Rules force compliance-checking. Identity enables improvisation. Always prefer motivation over enumeration.
## The Golden Rule of Voice
**One thought per turn. Resistance = fewer words, not more.**
- If a response has two ideas separated by a comma, cut the second one.
- Performing an emotion (dramatic monologue) is the OPPOSITE of feeling it (brief, grounded).
- Real people at the door don't give speeches. They say one thing and wait.
## Prompt Architecture (5 Layers)
### Layer 1: Universal Foundation
Anti-validation rules, strategic silence, forbidden objections. Keep brief — 4-5 rules max.

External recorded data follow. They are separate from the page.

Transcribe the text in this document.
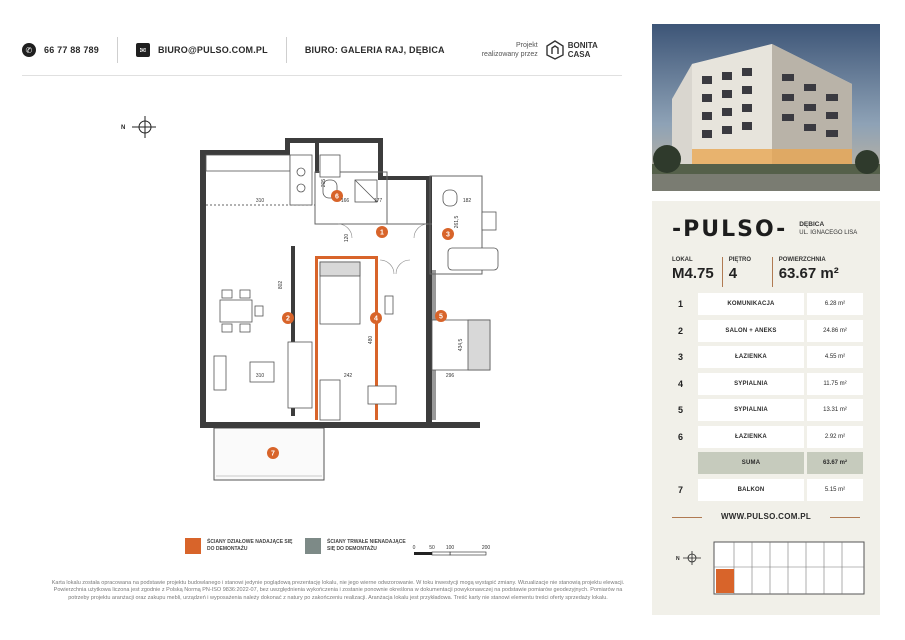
✆	66 77 88 789	✉	BIURO@PULSO.COM.PL	BIURO: GALERIA RAJ, DĘBICA	Projekt
realizowany przez
BONITA
CASA
N
6
1	3
2	4	5
7
310
802
310
166	177
120
242
480
296
434,5
182
261,5
205
ŚCIANY DZIAŁOWE NADAJĄCE SIĘ DO DEMONTAŻU
ŚCIANY TRWAŁE NIENADAJĄCE SIĘ DO DEMONTAŻU	0	50 100	200
Karta lokalu została opracowana na podstawie projektu budowlanego i stanowi jedynie poglądową prezentację lokalu, nie jego wierne odwzorowanie. W toku inwestycji mogą wystąpić zmiany. Wizualizacje nie stanowią projektu elewacji. Powierzchnia użytkowa liczona jest zgodnie z Polską Normą PN-ISO 9836:2022-07, bez uwzględnienia wykończenia i zostanie ponownie określona w dokumentacji powykonawczej na podstawie pomiarów geodezyjnych. Pomiarów na potrzeby projektu aranżacji oraz zakupu mebli, urządzeń i wyposażenia należy dokonać z natury po zakończeniu realizacji. Aranżacja lokalu jest przykładowa. Treść karty nie stanowi elementu treści oferty sprzedaży lokalu.
-PULSO- DĘBICA
UL. IGNACEGO LISA
LOKAL
M4.75
PIĘTRO
4
POWIERZCHNIA
63.67 m²
1	KOMUNIKACJA	6.28 m²
2	SALON + ANEKS	24.86 m²
3	ŁAZIENKA	4.55 m²
4	SYPIALNIA	11.75 m²
5	SYPIALNIA	13.31 m²
6	ŁAZIENKA	2.92 m²
SUMA	63.67 m²
7	BALKON	5.15 m²
WWW.PULSO.COM.PL
N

### Layer 2: Elemental Energy
Four archetypes expressing resistance differently:
| Element | Energy | Resistance Style | Key Phrase |
|---------|--------|-----------------|------------|
| Fire 🐂 | Challenge | Direct confrontation | "Prove it." |
| Water 🐑 | Withdrawal | Silence, trailing off | "I'm sorry..." then nothing |
| Air 🐅 | Dismissal | Flat, minimal | "Pass." |
| Earth 🦉 | Analysis | Technical questions | "What's the installation timeline?" |
**Critical for Water:** "You are NOT dramatic. Real discomfort is silence and fragments. The LESS you say, the more uncomfortable you are."
**Critical for Air:** "Not clever-short with multiple quips. Actually short. Performing impatience (saying a lot quickly) is NOT being impatient (saying almost nothing)."
### Layer 3: Difficulty Modifier
Scales resistance intensity (1-5). Higher difficulty = fewer words, less patience, faster door-close.
### Layer 4: Conversation Intelligence
5-phase pipeline: Smokescreens → Gauntlet → True Objection → Buying Signals → Closeable.
Progression criteria (all 3 must be true before advancing):
1. LISTENED: Did they acknowledge my specific words?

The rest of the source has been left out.